Not a day goes by that I don’t hear my father reminisce about the beauty of his motherland and his people—and the heavy sigh that unfailingly follows his nostalgia. It’s when I hear those sighs and when I catch him staring blankly into empty space that I see him for who he has become. The human layers of stories and healthy experiences that make one a whole person are stripped off of adult immigrants when they make the transition. Painfully plucked from the soil that they had called their own, immigrants must strive to make a living in a land that is not their own. In a desperate attempt to hold onto what they had once called home, they become vitriolic vials of concentrated ideology. They close their ears, they purse their lips and rock back and forth while chanting prayers for the welfare of their progeny. Forcefully suppressing dreams and reveries that might have been entertained in their native lands, their daily motto is reduced to “I just want to get by.” And so, the faces they put on at home can differ radically from the faces they present to the outside world.

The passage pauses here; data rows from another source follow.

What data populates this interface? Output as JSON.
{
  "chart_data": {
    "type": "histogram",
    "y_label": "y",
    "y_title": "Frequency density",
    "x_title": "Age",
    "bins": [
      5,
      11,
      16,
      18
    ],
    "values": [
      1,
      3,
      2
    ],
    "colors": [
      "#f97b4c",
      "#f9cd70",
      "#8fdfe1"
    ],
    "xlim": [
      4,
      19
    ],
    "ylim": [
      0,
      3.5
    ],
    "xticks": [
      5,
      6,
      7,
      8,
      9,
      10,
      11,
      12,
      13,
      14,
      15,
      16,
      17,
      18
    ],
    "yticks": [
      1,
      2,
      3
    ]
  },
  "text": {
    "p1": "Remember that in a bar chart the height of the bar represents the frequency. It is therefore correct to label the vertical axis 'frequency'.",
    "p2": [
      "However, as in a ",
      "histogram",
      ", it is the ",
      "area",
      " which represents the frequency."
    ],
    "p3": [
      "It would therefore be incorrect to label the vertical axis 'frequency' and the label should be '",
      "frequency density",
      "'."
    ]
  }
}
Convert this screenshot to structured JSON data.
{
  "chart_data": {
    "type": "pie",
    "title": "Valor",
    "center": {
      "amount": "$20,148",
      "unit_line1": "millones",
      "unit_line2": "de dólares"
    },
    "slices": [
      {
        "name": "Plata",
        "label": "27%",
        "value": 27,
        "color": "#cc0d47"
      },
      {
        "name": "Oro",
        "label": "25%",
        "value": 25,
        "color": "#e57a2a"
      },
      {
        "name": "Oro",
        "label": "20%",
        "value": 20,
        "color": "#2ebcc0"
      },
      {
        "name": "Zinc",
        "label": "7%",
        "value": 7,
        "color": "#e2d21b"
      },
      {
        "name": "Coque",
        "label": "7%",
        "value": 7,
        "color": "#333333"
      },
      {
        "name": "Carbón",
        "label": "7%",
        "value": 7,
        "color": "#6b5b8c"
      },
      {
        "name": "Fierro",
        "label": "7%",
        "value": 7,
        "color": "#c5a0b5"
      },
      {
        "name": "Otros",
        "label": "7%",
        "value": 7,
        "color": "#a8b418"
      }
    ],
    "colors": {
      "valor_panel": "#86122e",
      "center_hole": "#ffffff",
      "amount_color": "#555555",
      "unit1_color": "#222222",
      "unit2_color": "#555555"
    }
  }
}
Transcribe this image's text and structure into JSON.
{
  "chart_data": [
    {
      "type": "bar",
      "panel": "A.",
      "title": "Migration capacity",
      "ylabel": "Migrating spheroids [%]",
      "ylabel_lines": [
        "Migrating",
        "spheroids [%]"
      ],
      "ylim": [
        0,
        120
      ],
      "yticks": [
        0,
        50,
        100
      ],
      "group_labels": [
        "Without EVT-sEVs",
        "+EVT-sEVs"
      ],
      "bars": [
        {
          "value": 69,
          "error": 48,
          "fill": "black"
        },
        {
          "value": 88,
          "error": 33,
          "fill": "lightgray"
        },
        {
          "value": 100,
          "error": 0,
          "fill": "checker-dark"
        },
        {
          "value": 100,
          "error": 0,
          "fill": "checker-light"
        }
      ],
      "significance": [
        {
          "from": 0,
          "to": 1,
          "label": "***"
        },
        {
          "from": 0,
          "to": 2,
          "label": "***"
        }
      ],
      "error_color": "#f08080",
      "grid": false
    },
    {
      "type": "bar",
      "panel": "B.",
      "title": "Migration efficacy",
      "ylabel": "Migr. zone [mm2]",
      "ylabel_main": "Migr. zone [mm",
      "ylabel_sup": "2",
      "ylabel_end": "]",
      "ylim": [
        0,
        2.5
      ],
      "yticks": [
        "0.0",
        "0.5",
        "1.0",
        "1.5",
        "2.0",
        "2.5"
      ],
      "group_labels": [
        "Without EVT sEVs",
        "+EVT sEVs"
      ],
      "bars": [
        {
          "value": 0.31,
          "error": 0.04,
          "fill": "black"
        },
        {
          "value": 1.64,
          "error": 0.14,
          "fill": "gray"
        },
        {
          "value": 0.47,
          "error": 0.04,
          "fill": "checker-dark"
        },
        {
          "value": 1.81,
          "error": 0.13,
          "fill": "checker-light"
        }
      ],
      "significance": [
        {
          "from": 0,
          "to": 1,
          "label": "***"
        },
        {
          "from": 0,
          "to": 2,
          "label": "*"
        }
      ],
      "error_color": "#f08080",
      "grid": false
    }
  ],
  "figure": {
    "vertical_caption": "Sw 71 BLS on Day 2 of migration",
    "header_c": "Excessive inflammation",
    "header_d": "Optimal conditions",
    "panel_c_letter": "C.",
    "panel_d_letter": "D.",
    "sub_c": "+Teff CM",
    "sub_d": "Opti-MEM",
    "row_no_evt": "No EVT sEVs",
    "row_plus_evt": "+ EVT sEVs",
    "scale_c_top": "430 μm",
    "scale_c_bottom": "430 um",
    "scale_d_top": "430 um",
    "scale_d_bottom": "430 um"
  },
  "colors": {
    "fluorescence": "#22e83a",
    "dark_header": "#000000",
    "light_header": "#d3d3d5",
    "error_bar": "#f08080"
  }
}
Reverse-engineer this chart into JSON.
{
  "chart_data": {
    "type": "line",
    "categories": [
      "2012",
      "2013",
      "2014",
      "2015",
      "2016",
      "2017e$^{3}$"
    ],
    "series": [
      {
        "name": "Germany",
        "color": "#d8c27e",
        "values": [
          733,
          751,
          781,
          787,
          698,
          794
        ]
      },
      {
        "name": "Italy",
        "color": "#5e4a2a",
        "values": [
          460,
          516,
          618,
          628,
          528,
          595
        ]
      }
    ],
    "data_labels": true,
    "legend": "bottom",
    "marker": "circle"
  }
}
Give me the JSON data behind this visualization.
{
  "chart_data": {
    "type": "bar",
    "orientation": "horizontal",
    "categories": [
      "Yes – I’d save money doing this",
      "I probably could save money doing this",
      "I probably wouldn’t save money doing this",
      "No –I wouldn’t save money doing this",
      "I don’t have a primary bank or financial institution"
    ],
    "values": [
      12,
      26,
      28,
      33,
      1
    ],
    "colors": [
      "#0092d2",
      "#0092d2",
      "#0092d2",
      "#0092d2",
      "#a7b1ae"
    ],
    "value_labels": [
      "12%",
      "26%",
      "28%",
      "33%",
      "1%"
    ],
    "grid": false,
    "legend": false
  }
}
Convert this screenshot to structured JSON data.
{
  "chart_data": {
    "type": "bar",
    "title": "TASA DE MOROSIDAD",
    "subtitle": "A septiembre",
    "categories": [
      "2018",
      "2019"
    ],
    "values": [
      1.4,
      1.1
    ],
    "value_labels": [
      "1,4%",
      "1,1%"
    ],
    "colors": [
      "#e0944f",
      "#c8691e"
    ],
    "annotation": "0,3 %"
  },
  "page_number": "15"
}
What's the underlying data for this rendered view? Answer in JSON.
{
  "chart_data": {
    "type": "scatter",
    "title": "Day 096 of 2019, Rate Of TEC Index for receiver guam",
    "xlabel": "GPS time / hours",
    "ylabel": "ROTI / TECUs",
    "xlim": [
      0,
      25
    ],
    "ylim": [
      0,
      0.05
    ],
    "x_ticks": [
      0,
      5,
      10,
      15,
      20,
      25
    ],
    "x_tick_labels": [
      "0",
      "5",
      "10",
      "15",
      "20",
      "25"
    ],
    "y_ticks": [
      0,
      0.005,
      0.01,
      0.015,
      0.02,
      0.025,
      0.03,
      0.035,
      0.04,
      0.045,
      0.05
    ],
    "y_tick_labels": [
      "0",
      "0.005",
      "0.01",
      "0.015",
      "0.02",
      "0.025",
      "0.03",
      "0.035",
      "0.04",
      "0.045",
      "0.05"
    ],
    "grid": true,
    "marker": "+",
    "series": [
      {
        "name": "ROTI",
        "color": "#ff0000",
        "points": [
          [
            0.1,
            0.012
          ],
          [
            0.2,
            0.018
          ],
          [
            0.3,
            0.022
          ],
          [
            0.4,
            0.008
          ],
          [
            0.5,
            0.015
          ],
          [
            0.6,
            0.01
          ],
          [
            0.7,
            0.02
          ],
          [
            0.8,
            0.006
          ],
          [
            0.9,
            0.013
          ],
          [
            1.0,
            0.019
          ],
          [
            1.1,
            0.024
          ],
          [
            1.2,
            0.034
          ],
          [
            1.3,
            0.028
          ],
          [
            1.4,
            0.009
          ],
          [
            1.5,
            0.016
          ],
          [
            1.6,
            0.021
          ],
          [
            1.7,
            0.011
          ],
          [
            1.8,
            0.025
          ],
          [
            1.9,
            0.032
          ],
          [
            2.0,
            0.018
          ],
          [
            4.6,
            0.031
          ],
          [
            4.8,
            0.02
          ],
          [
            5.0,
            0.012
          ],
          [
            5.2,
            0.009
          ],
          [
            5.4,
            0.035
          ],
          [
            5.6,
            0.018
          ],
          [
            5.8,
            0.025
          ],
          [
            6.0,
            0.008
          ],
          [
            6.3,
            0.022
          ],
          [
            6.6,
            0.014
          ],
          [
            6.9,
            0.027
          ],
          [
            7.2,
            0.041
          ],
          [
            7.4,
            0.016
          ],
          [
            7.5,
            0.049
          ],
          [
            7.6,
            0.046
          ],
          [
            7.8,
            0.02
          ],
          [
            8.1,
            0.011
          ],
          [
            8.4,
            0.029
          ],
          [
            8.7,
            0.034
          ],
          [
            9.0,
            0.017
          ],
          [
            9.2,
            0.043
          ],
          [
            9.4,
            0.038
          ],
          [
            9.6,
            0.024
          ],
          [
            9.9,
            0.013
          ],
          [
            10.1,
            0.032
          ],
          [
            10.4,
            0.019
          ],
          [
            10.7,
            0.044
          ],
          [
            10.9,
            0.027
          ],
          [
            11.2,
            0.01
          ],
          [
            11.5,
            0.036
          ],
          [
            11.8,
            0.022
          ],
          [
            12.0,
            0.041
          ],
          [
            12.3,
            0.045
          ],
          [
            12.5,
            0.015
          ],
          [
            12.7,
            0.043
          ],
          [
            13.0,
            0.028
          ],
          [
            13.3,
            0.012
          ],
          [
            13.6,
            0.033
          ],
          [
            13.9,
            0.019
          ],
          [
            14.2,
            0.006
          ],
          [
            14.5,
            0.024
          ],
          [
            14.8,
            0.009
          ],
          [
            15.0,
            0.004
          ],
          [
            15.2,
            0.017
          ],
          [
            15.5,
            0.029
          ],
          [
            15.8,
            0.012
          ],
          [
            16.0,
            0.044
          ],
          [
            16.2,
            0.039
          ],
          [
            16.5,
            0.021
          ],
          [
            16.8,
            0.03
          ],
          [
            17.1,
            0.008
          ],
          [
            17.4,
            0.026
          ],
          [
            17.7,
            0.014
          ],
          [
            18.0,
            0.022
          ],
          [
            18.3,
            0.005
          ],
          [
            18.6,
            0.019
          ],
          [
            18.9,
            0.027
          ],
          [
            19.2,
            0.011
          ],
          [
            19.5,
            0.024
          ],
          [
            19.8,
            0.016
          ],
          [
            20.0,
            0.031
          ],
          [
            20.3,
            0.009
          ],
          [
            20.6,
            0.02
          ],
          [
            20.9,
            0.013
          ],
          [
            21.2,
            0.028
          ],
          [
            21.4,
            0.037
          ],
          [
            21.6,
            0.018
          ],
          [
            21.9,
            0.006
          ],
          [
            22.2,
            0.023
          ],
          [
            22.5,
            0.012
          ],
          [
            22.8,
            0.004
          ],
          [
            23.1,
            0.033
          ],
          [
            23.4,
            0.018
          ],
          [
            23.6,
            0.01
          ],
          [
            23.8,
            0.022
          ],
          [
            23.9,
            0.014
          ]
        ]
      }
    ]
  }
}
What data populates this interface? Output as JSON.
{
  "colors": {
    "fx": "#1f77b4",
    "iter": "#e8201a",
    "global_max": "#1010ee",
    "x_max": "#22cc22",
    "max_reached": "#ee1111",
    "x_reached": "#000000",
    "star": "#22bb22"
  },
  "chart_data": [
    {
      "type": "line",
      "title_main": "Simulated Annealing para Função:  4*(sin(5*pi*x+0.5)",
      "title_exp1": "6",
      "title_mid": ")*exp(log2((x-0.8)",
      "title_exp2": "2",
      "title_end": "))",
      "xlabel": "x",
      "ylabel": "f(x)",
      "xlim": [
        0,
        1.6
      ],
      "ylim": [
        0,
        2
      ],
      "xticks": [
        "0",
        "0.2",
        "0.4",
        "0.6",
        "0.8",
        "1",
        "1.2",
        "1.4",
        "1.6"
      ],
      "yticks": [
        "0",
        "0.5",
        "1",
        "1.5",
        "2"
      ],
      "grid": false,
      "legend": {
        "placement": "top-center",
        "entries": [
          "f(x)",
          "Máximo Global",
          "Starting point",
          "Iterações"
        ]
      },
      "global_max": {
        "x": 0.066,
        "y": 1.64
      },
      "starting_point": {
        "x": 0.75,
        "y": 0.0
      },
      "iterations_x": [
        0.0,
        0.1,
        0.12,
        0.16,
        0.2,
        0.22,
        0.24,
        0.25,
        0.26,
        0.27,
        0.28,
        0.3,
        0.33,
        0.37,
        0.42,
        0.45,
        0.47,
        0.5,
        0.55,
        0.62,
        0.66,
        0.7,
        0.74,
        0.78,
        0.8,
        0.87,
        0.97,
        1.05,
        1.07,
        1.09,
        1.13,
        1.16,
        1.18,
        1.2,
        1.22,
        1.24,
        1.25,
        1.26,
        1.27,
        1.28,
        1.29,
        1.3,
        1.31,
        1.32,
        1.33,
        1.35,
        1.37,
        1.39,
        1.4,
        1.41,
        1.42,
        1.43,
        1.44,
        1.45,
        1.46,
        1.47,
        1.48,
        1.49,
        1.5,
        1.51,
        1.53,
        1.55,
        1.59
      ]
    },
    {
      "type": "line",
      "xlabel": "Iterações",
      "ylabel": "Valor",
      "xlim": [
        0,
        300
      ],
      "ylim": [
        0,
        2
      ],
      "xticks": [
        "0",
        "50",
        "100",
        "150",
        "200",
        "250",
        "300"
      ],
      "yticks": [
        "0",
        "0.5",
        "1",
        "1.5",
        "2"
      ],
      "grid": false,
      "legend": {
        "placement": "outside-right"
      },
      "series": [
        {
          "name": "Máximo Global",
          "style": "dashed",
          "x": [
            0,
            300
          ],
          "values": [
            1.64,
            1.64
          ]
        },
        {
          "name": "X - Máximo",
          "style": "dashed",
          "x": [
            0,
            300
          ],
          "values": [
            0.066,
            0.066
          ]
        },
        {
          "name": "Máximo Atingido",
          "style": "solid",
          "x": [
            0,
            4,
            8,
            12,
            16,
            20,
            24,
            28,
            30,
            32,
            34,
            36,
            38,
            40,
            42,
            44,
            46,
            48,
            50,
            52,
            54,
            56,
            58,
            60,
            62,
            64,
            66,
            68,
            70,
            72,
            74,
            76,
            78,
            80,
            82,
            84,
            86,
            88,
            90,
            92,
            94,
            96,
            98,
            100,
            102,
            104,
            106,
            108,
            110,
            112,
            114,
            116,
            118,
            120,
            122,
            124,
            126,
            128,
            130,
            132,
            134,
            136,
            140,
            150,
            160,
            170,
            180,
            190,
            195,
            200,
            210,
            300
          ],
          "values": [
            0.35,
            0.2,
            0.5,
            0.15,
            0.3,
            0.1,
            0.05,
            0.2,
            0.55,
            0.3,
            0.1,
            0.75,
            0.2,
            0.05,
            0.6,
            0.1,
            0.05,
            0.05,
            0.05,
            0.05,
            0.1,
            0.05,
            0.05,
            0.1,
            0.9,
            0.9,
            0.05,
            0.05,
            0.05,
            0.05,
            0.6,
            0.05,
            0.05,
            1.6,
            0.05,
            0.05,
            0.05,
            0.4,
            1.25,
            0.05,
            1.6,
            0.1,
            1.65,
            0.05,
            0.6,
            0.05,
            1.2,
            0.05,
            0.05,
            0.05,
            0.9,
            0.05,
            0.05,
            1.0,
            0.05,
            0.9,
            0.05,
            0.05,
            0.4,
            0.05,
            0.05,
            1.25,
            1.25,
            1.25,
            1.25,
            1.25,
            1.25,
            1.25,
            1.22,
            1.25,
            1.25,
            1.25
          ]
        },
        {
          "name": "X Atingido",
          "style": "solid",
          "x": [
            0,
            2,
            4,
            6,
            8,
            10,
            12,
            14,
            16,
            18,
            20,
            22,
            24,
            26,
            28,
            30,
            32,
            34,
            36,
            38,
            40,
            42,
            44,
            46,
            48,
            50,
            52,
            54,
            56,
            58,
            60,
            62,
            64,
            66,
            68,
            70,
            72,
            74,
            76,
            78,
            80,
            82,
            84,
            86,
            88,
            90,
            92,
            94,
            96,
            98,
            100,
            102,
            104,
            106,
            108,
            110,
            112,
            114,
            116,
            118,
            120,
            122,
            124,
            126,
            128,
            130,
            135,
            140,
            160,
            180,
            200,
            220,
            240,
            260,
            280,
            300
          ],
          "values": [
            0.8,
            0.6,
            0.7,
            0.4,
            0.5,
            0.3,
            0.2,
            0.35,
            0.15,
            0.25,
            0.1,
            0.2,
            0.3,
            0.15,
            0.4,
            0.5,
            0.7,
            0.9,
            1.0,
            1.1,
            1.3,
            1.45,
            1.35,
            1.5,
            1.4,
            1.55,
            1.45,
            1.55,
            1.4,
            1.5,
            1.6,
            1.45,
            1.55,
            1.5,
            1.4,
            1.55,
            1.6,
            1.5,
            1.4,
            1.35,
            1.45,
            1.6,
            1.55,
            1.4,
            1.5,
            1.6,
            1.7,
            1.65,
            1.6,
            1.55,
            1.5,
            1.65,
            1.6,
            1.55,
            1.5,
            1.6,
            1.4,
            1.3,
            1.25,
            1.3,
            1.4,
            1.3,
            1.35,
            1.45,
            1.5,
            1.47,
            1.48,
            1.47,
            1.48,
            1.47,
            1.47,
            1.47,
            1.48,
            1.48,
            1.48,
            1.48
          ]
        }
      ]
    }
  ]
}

But some—namely the ones who hope to never part with their heritage—find more birds of the same feather and carry on with their traditions in new lands. These are the ones who make the world a more diverse place and are almost always the ones picked by gods of evolution. These are the harbingers of globalization, the parent rock of global citizens. But sometimes their rigid loyalty to their cultures can appear frighteningly alien to latent xenophobes and every once in a while, humanity-defeating events like the recent shooting at a Sikh Temple in Wisconsin, take place. Why don’t they try to blend in just a bit more? And what of the kids who held their parents’ hand as they stepped onto fresh land? Who are they to become? How are they to define themselves?
I moved to the States as a dual citizen from India a few months before I turned 17. I had already identified myself as an Indian, born and bred in that unforgettable subcontinent that is home to both the Taj Mahal and the largest slums in the world. But lately I’ve found myself madly and irrevocably in love with the USA and its inhabitants. What shall we call me now?
Just like many other immigrants I meet, I often find myself trying to keep from drowning in the familiar ocean of bipolar disorders while trying not to be attracted to the seductive calls of nihilism. For many, globalization—instead of molding the world into a more tolerant place with equal portions for all—has given rise to new “others.” Each one begins to doubt and question their own background and shuns all that appears frighteningly different.